Wilt the Stilt Chamberlain, then then NBA's all-time leading scorer, put in his 25,000th point on this date 40 years ago, while playing for the Philadelphia 76ers, in a game against the Detroit Pistons. That was his 691st career game, which is still the record for fewest games to get to 25,000 points. Michael Jordan is second, with 782.
Wilt is known for many eye-popping accomplishments on the basketball court. Among the NBA records he still holds (and this is an extremely incomplete list):
- He scored 100 points in a game; second on that list is Kobe Bryant, with 81.
- He averaged 50.4 points a game in 1961-62; he also has the second- and third-highest single-season averages, and the highest average by a player not named Wilt is 38.3, by Elgin Baylor.
- He scored at least 60 points in a game 32 times; Jordan is second on that list with four.
- He scored 53 points in a playoff game as a rookie, which is a playoff rookie record -- and in that same game, he pulled down 35 rebounds.
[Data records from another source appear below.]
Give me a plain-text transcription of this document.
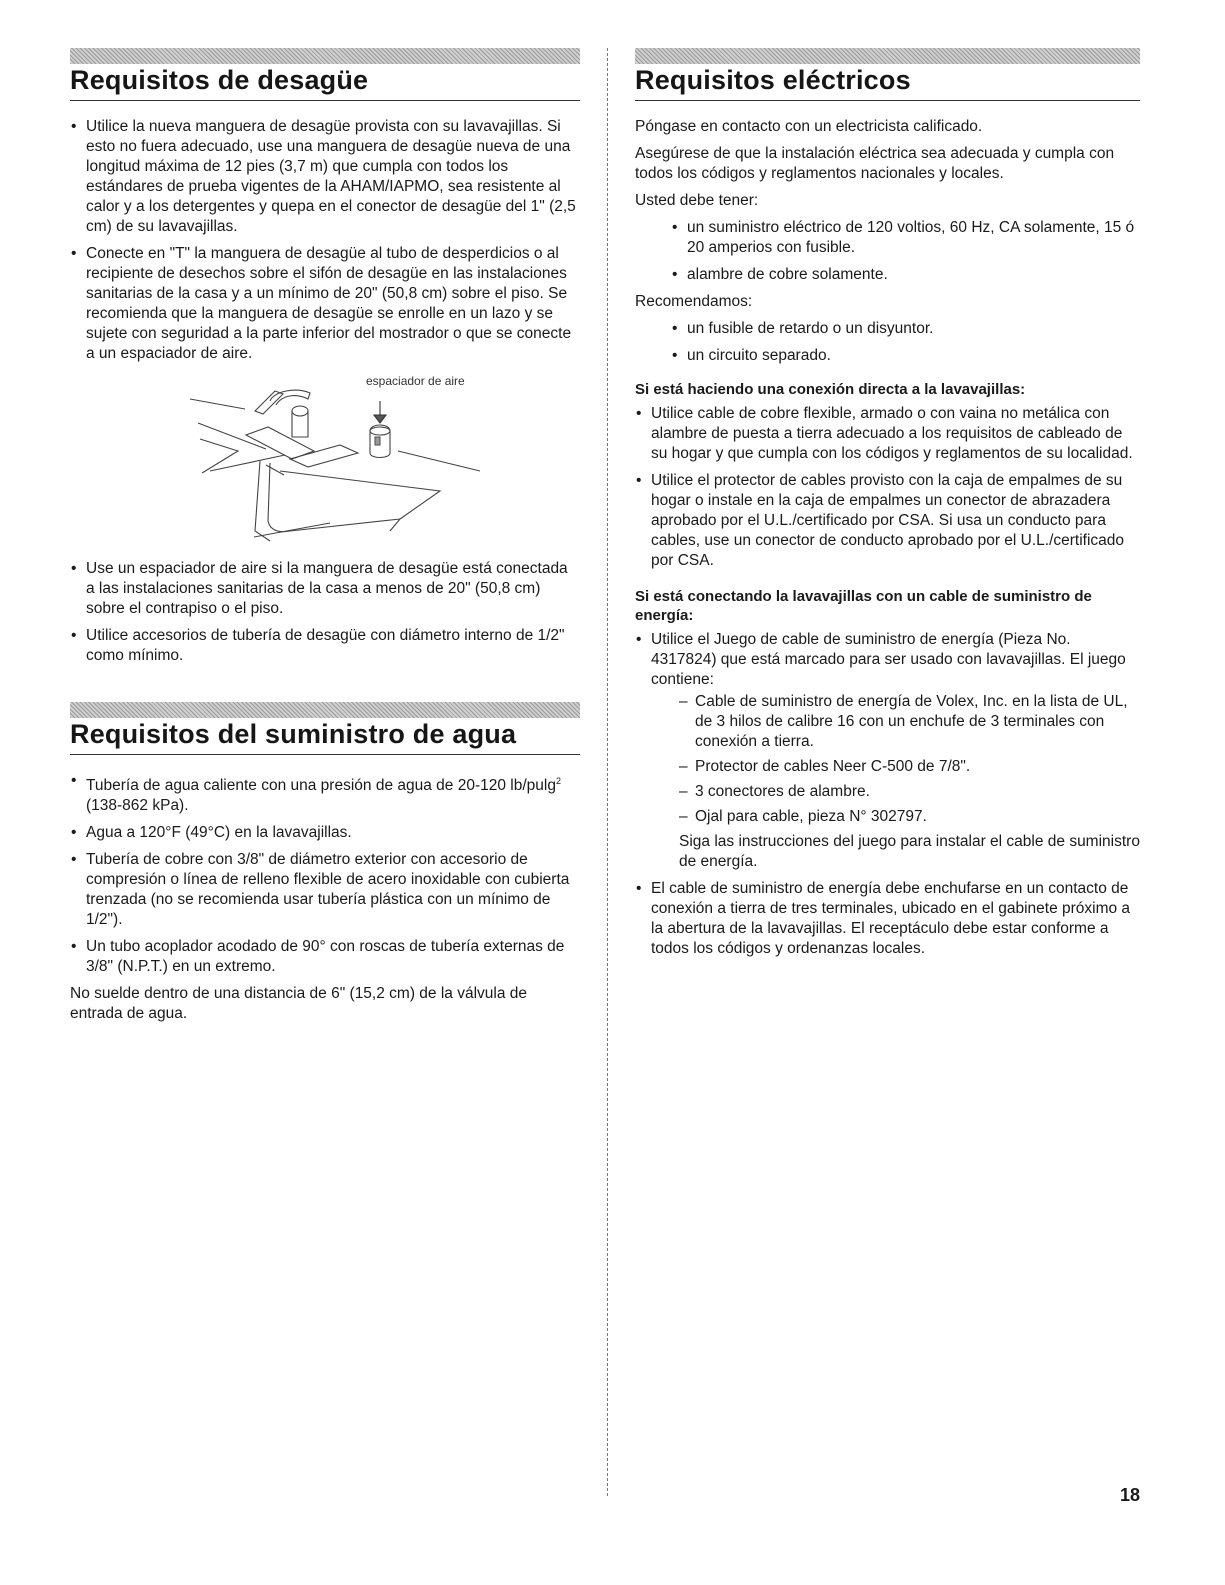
Requisitos de desagüe
• Utilice la nueva manguera de desagüe provista con su lavavajillas. Si esto no fuera adecuado, use una manguera de desagüe nueva de una longitud máxima de 12 pies (3,7 m) que cumpla con todos los estándares de prueba vigentes de la AHAM/IAPMO, sea resistente al calor y a los detergentes y quepa en el conector de desagüe del 1" (2,5 cm) de su lavavajillas.
• Conecte en "T" la manguera de desagüe al tubo de desperdicios o al recipiente de desechos sobre el sifón de desagüe en las instalaciones sanitarias de la casa y a un mínimo de 20" (50,8 cm) sobre el piso. Se recomienda que la manguera de desagüe se enrolle en un lazo y se sujete con seguridad a la parte inferior del mostrador o que se conecte a un espaciador de aire.
espaciador de aire
• Use un espaciador de aire si la manguera de desagüe está conectada a las instalaciones sanitarias de la casa a menos de 20" (50,8 cm) sobre el contrapiso o el piso.
• Utilice accesorios de tubería de desagüe con diámetro interno de 1/2" como mínimo.
Requisitos del suministro de agua
• Tubería de agua caliente con una presión de agua de 20-120 lb/pulg$^2$ (138-862 kPa).
• Agua a 120°F (49°C) en la lavavajillas.
• Tubería de cobre con 3/8" de diámetro exterior con accesorio de compresión o línea de relleno flexible de acero inoxidable con cubierta trenzada (no se recomienda usar tubería plástica con un mínimo de 1/2").
• Un tubo acoplador acodado de 90° con roscas de tubería externas de 3/8" (N.P.T.) en un extremo.

No suelde dentro de una distancia de 6" (15,2 cm) de la válvula de entrada de agua.

Requisitos eléctricos

Póngase en contacto con un electricista calificado.

Asegúrese de que la instalación eléctrica sea adecuada y cumpla con todos los códigos y reglamentos nacionales y locales.

Usted debe tener:

• un suministro eléctrico de 120 voltios, 60 Hz, CA solamente, 15 ó 20 amperios con fusible.
• alambre de cobre solamente.

Recomendamos:

• un fusible de retardo o un disyuntor.
• un circuito separado.
Si está haciendo una conexión directa a la lavavajillas:
• Utilice cable de cobre flexible, armado o con vaina no metálica con alambre de puesta a tierra adecuado a los requisitos de cableado de su hogar y que cumpla con los códigos y reglamentos de su localidad.
• Utilice el protector de cables provisto con la caja de empalmes de su hogar o instale en la caja de empalmes un conector de abrazadera aprobado por el U.L./certificado por CSA. Si usa un conducto para cables, use un conector de conducto aprobado por el U.L./certificado por CSA.
Si está conectando la lavavajillas con un cable de suministro de energía:
• Utilice el Juego de cable de suministro de energía (Pieza No. 4317824) que está marcado para ser usado con lavavajillas. El juego contiene:
– Cable de suministro de energía de Volex, Inc. en la lista de UL, de 3 hilos de calibre 16 con un enchufe de 3 terminales con conexión a tierra.
– Protector de cables Neer C-500 de 7/8".
– 3 conectores de alambre.
– Ojal para cable, pieza N° 302797.
Siga las instrucciones del juego para instalar el cable de suministro de energía.
• El cable de suministro de energía debe enchufarse en un contacto de conexión a tierra de tres terminales, ubicado en el gabinete próximo a la abertura de la lavavajillas. El receptáculo debe estar conforme a todos los códigos y ordenanzas locales.
18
- He averaged 22.9 rebounds a game for his career. His contemporary Bill Russell is second on that list with 22.5, but there's a huge drop-off after that to No. 3 Bob Pettit, with 16.2.
- He averaged 27.2 rebounds a game in 1960-61; he recorded all of the top three rebounding seasons in NBA history, and you have to go all the way to No. 19 to find a player other than Chamberlain or Russell. That player is Nate Thurmond, if you're wondering, with 22.0 in 1967-68; so the highest per-game single-season rebounding average in NBA history by someone not named Chamberlain or Russell is lower than both of their career averages.
- He grabbed 55 rebounds in a game.
- He had nine consecutive triple-doubles in March 1968.
- He is the only player in NBA history to record a double-triple-double. In a game against the Pistons on February 2, 1968, he logged 22 points, 25 rebounds and 21 assists.
- He had more than 40 points and 40 rebounds in the same game four times. In one of those games, he scored 78 points (then the NBA record, before he broke it himself) and got 43 rebounds.
Despite all those feats, Wilt only won two NBA titles: 1967 with the Sixers, and 1972 with the Lakers, being named the Finals MVP for the latter. But he was certainly one of the four or five greatest players of all time, and his jersey number has been retired by five teams: The University of Kansas, the Harlem Globetrotters, and the 76ers, Warriors and Lakers of the NBA.
Chamberlain is also known for a rather fanciful claim regarding his off-the-court activity, involving some 20,000 women. I have a hard time believing that, but at least he never cheated on his wife, because he never married. He died in 1999, at age 63.